In a previous blog we explored what a CRM is and what it can do for your business. 

A lot of people pigeon-hole a CRM as a system that primarily helps with digital marketing and sales pipeline, helping drive faster and more automated customer acquisition and letting you better track and manage opportunities and deals through to completion.

It is true that a CRM can help with this, if implemented as part of a clear and considered vision for sales and marketing, alongside a well designed sales process and good KPIs.

However we feel its really important to emphasise the 'RELATIONSHIP' part of Customer Relationship Management.

In recent times, leading advocates for CRMs and customer experience excellence, like the CRM solution provider Hubspot, have increasingly started talking about customer relationships in terms of continuous lifecycles, rather than finite linear funnels (see diagram).

Hubspot flywheel

What is the difference between the flywheel and the funnel?

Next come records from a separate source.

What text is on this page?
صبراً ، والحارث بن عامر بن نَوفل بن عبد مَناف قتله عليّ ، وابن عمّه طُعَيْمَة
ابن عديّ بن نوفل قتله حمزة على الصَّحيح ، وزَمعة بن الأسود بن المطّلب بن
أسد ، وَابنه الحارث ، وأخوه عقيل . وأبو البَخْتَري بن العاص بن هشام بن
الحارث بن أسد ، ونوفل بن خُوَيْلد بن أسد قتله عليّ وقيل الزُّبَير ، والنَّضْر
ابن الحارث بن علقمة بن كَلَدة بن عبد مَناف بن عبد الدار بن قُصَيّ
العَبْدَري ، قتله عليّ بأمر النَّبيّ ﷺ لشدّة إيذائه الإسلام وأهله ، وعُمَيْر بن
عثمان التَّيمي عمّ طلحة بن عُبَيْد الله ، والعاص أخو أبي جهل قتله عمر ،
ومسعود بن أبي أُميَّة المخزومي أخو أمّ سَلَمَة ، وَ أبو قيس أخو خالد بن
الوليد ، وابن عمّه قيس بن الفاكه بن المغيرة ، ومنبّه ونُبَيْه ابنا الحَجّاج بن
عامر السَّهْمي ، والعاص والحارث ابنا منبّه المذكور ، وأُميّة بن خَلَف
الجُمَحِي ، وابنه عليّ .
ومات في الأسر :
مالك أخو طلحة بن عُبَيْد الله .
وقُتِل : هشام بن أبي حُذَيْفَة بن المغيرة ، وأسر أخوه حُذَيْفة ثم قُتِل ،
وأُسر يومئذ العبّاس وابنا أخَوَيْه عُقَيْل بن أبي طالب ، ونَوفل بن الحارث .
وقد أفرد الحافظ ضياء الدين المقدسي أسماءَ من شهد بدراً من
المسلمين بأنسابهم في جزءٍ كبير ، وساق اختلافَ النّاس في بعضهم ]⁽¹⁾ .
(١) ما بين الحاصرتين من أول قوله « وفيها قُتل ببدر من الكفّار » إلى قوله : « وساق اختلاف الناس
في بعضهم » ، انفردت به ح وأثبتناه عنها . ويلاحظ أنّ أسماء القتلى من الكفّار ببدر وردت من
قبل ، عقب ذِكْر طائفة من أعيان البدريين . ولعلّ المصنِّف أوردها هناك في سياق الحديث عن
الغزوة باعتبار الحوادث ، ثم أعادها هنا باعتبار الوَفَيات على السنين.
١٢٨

When you think about customer acquisition as a linear process that starts with attracting the attention of new prospects, and ends with converting them into a new customer, you design all your processes to give a great acquisition and on boarding experience but aren't necessarily consciously thinking about the customer experience after that point.

One of the key messages that the flywheel tries to get across is that the customer journey and experience doesn't stop with becoming a new customer, that's merely where it starts.

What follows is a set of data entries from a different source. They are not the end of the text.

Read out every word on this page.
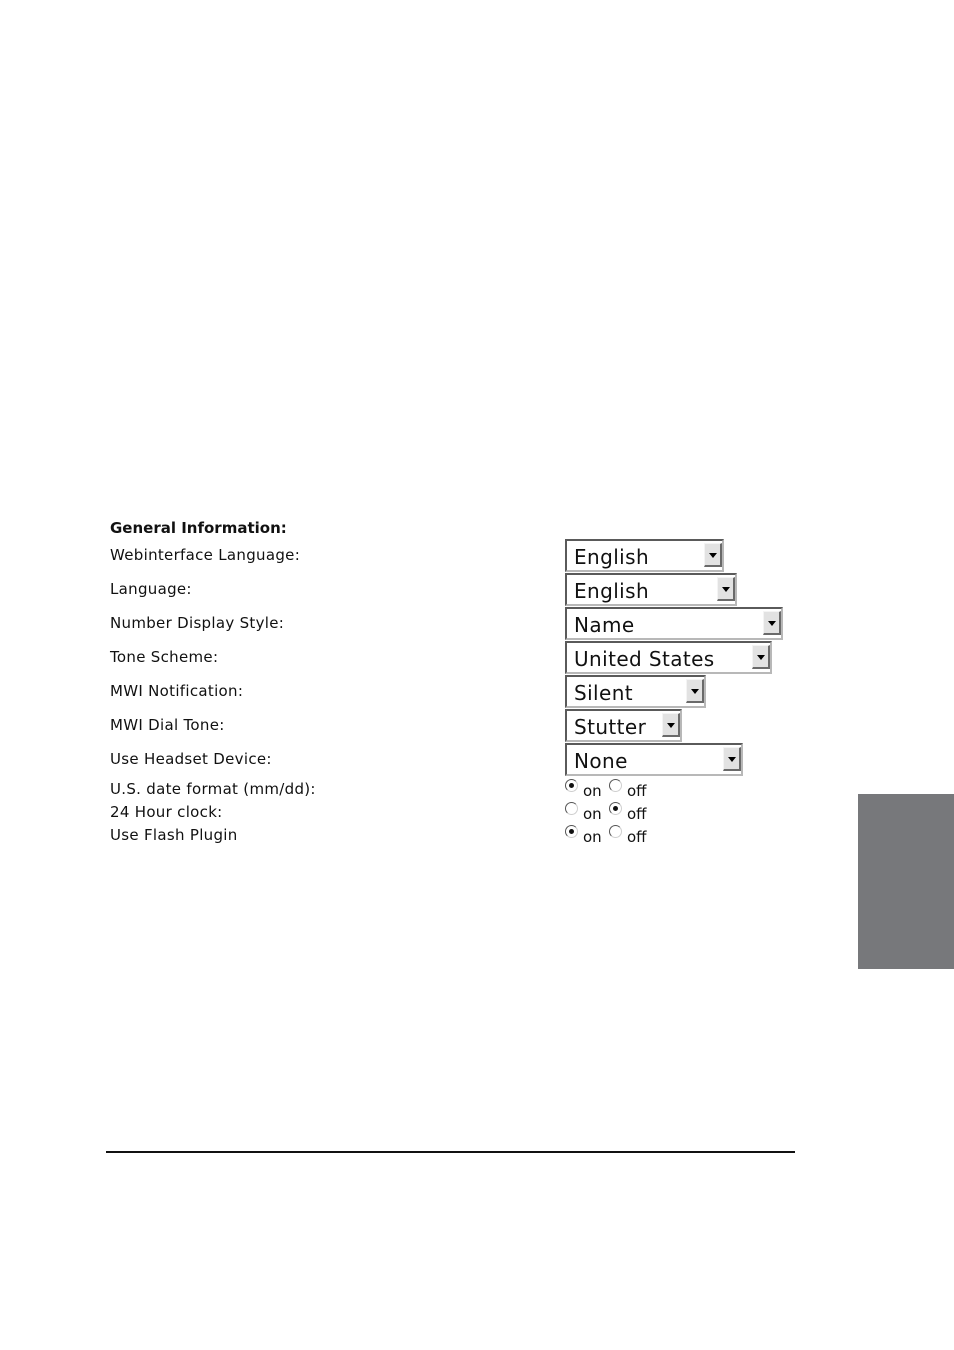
General Information:
Webinterface Language:	English
Language:	English
Number Display Style:	Name
Tone Scheme:	United States
MWI Notification:	Silent
MWI Dial Tone:	Stutter
Use Headset Device:	None
U.S. date format (mm/dd):	on off
24 Hour clock:	on off
Use Flash Plugin	on off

Other models think of new customers as an outcome — job done. All of the effort you spent acquiring that customer dissipates, leaving you at square one.

What the flywheel concept also highlights is the inherent value in leveraging your best and most satisfied customers and using the momentum of your happy customers to drive referrals and repeat sales. Basically, your business keeps spinning if you look after your customers.

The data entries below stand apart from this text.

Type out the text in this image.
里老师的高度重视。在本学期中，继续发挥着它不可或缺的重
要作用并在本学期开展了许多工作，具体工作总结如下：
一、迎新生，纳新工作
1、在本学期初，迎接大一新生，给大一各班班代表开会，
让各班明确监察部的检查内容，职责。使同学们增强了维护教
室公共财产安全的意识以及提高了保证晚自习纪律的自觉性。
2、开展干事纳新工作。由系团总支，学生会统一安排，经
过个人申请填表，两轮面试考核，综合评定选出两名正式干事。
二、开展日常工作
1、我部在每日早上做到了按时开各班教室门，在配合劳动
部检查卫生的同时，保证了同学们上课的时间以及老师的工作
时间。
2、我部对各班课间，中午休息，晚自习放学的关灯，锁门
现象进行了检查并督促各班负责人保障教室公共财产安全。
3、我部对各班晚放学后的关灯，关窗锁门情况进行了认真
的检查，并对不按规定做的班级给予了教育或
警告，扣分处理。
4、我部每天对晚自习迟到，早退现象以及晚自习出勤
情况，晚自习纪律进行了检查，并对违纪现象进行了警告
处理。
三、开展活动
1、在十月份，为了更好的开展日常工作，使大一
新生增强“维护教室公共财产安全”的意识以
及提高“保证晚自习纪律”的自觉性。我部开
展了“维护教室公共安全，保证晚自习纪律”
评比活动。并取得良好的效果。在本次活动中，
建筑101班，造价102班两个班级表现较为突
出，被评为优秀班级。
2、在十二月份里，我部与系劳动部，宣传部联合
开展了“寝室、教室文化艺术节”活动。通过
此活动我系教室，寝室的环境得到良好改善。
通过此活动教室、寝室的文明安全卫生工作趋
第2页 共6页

New customer acquisition vs retention

As noted by a recent article from The European Business Review, new customer acquisition is typically five times more expensive than retention.

Another study conducted by Bain & Company found that a 5% increase in customer retention rate can lead to a rise in profit between 25% to 95%.

A good CRM can, and should help with every part of the customer journey. Whether that's self service portals for customers to access support, or obtain information, case management and support modules to track all customer interactions and measure overall customer satisfaction, or tracking your happiest customer to consciously turn them into advocates and drive referrals.

Customer Journey

Understanding the customer journey

Before implementing a CRM to help improve your customer journey, first it’s a good idea to understand what your customer journey looks like (from their perspective) and where it is a good and bad experience for them.

As with any system implementation, you need clarity about your business vision, your goals, what you are trying to achieve, your process and people, before you start to consider where technology can help.

That's why at Fluid part of our philosophy is that we focus on business outcomes, not just technology deliverables and that we consider people, process then technology, in that order, so as to achieve meaningful change and collective success.

Customer experience and retention as a strategic response to trying times?

I'll leave you with this thought. At the time of publishing this blog, we are in the middle of global supply chain issues and raw materials shortages, double digit inflation, and a cost of living and energy crisis affecting consumers and businesses alike. Unfortunately there is often very little you and your business can do to influence and control these external factors.

However one thing you can influence is your customer service and customer experience. As we've heard earlier, studies show that customer retention can really impact your bottom line. So maybe the best strategic response to these trying times, is to try your very best to delight, and therefore hold on to your current customers, rather than put too much focus on winning new ones. And a CRM solution could help you in that mission.